Here’s a sketch of a technique some students use to expand the table. (It’s a sketch, in part, because I haven’t checked that the code compiles correctly.)

   newCapacity = this.pairs.length * 2 + random(20);
   // Create a new table of that capacity
   this.pairs = new Object[newCapacity];
   // Move all the values from the old table to their appropriate 
   // location in the new table.
   for (int i = 0; i < old.length; i++) {
     this.pairs[i] = old[i];
   } // for

a. What do you think about this approach? (Don’t critique the failure to use Arrays.copyElts, or whatever it’s called.)

b. Try adding these lines to expand and resolve any syntax errors. Shrink the initial capacity of the array a bit so that we know expand gets called. Run the setExpt method to see whether this technique for expansion works successfully.

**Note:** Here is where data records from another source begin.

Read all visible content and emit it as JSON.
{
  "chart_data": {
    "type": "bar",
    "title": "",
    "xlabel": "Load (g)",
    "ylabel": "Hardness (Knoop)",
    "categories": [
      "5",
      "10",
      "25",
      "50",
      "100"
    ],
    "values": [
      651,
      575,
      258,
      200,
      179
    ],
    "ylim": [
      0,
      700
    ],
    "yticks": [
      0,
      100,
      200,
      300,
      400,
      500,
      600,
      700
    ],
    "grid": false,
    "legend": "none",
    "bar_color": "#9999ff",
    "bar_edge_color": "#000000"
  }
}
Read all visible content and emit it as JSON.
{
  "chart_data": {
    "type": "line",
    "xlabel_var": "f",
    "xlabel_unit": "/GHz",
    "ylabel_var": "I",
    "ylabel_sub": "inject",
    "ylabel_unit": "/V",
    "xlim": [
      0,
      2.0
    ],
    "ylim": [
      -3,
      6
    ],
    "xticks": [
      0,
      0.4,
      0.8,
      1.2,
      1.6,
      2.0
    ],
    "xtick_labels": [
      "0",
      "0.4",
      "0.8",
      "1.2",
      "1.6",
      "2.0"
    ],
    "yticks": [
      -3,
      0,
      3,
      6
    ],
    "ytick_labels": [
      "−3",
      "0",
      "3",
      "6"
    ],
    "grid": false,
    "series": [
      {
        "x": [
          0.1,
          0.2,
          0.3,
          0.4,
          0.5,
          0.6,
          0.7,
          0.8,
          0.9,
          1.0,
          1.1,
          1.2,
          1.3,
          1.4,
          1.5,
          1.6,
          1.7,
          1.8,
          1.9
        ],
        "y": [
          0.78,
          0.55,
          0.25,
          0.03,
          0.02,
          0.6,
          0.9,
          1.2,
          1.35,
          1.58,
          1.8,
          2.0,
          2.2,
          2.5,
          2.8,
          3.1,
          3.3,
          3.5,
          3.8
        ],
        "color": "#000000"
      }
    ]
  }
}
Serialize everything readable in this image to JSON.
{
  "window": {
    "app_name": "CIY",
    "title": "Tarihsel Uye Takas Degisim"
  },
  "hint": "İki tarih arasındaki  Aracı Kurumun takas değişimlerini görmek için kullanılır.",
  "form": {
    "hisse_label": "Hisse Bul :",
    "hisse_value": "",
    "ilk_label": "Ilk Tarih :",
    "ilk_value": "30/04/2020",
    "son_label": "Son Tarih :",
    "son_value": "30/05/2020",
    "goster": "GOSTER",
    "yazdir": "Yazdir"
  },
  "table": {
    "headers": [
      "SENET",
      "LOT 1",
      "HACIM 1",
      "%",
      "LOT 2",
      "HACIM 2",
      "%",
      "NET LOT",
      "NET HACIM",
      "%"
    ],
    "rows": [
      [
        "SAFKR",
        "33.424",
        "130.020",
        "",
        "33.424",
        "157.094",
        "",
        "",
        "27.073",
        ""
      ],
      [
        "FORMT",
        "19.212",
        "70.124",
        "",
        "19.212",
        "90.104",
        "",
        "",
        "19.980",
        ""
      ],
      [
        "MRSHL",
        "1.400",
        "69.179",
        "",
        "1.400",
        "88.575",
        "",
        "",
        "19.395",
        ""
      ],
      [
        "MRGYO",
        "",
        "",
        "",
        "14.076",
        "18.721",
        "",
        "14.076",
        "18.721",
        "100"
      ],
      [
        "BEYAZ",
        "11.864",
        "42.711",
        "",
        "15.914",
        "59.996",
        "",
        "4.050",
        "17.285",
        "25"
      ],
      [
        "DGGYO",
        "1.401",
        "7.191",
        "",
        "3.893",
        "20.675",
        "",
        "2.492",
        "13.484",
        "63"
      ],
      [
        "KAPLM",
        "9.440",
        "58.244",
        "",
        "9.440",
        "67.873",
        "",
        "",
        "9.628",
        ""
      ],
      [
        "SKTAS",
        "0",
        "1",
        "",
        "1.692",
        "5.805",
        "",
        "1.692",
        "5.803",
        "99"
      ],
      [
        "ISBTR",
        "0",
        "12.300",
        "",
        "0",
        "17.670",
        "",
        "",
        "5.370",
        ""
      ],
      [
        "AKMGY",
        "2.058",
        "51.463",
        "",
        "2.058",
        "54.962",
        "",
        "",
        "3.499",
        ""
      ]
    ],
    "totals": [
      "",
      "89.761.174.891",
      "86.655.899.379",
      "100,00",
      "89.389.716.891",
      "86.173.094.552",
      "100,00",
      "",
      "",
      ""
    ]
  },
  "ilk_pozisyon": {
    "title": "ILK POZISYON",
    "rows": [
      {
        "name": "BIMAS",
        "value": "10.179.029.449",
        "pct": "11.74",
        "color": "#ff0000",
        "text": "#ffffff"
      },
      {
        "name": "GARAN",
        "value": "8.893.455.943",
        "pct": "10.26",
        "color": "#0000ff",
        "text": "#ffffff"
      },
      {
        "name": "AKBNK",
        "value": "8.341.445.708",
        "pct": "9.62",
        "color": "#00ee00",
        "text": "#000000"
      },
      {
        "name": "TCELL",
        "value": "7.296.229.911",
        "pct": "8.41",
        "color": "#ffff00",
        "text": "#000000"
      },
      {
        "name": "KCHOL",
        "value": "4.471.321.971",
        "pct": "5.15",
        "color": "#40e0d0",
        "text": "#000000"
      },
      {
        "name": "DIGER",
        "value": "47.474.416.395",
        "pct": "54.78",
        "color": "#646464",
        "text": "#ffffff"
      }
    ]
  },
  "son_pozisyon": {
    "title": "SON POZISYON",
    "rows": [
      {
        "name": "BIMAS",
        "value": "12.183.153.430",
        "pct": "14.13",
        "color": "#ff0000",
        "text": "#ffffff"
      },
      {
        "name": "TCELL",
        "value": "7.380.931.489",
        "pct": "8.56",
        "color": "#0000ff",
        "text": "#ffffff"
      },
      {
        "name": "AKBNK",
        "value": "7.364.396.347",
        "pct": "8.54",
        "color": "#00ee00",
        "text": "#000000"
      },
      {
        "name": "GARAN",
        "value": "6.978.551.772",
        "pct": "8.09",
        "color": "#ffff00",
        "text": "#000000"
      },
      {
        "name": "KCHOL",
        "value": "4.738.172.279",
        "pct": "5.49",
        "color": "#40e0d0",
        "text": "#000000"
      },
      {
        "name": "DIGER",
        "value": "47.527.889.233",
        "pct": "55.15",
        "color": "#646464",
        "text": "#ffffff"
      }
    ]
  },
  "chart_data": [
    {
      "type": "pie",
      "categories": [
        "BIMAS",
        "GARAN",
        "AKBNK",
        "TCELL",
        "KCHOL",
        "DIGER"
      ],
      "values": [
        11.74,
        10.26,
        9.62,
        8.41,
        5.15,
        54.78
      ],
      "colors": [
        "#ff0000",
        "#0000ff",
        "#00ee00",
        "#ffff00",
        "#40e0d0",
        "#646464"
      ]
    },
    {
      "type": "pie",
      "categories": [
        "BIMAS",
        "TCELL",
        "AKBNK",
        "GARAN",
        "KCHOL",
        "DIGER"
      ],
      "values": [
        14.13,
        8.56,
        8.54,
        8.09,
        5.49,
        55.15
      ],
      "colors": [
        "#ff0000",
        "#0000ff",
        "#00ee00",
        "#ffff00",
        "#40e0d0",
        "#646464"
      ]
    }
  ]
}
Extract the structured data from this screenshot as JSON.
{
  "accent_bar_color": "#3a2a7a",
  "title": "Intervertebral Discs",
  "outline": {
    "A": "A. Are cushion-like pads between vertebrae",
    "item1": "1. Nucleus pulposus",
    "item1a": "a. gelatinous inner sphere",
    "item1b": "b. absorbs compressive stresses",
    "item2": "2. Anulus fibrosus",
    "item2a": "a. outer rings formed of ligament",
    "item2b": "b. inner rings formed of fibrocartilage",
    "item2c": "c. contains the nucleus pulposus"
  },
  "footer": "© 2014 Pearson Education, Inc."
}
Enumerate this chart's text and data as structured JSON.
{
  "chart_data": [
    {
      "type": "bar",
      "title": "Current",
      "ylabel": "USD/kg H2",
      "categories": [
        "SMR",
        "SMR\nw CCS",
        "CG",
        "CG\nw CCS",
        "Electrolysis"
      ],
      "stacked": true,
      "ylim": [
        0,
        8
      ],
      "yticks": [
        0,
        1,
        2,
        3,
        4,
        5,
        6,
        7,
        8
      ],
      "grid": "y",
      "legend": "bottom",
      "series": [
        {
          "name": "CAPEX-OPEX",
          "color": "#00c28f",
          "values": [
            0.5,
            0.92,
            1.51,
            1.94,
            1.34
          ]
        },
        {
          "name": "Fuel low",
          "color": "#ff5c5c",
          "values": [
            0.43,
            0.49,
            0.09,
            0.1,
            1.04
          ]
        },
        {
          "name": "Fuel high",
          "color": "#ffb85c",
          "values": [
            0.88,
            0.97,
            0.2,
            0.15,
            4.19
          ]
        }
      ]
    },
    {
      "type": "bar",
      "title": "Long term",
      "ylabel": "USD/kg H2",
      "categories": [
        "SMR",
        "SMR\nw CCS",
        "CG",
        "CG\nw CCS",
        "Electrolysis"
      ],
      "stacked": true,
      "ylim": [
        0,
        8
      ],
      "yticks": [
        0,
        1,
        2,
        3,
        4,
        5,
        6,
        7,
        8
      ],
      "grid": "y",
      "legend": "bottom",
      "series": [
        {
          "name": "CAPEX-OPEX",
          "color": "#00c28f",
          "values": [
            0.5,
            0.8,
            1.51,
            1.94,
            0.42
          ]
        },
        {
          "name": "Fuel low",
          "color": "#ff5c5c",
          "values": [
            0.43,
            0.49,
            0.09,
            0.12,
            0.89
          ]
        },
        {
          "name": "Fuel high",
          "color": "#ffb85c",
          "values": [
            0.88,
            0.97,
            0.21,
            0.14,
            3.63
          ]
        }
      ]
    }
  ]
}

c. Correct any errors that you’ve identified.

d. You may have noted that one approach we came up with for cycle problem associated with linear hashing problem was to make sure that the table capacity is not a multiple of the probe offset. Update your code to ensure this result. (Since we’ve made the probe offset a prime, all you have to do is to make sure that the table capacity is not a multiple of the probe offset.)

In case you’ve forgotten: The cycle problem is that we might cycle back to the same index without visiting every valid index. For example, if the probe offset is 3, the table has size 9, and we start at position 2, we’ll look at positions 2, 5, 8, and then 2 again. So, we’ll never see most of the positions int he table.

Exercise 6: Removing elements

We’re making good progress in our implementation of hash tables. What’s next? We should add support for removing elements. Unfortunately, as we’ve learned, removing elements is often the most difficult aspect of implementing data structures. So let’s think a bit about how we might approach the problem.

a. Write some experiments that allow us to see what happens when we remove elements.

b. Here’s one approach to removing elements: Find the index of the key/value pair. Put a null there to mark it as unused. Decrement the size field.

What do you think about this approach?

c. Implement the approach and see what happens.

d. Hopefully, you’ve found that this is a dangerous approach, since it breaks important assumptions for linear probing. Come up with an alternate approach and discuss it with your teacher or class mentor.

Exercise 7: Checking for keys

Let’s take a short break from thinking about how to remove elements and consider another issue. The containsKey method is implemented a bit strangely.

a. Read the code for containsKey.

b. Do you expect this approach to work? Why or why not?

c. Conduct a few experiments to check your conclusion.

d. Rewrite containsKey to use a more sensible approach.

Exercise 8: Removing elements

Here’s a potentially better mechanism for removing elements: Find the index of the key/value pair. Set the key to null. Decrement the size field.

This approach is likely to significantly affect the find method, which now has to skip over the cell when searching but should probably return the cell if the search fails. Why? Because we use find for two reasons: to look things up for get and containsKey, and to find an empty location for use with set. For the observers, it’s okay that we look until we reach the end. However, for set, we really want to use the first available spot.

Implement this approach, updating find, set, get, and anything else you deem appropriate.

For those with extra time

If you find that you have extra time, implement the iterator.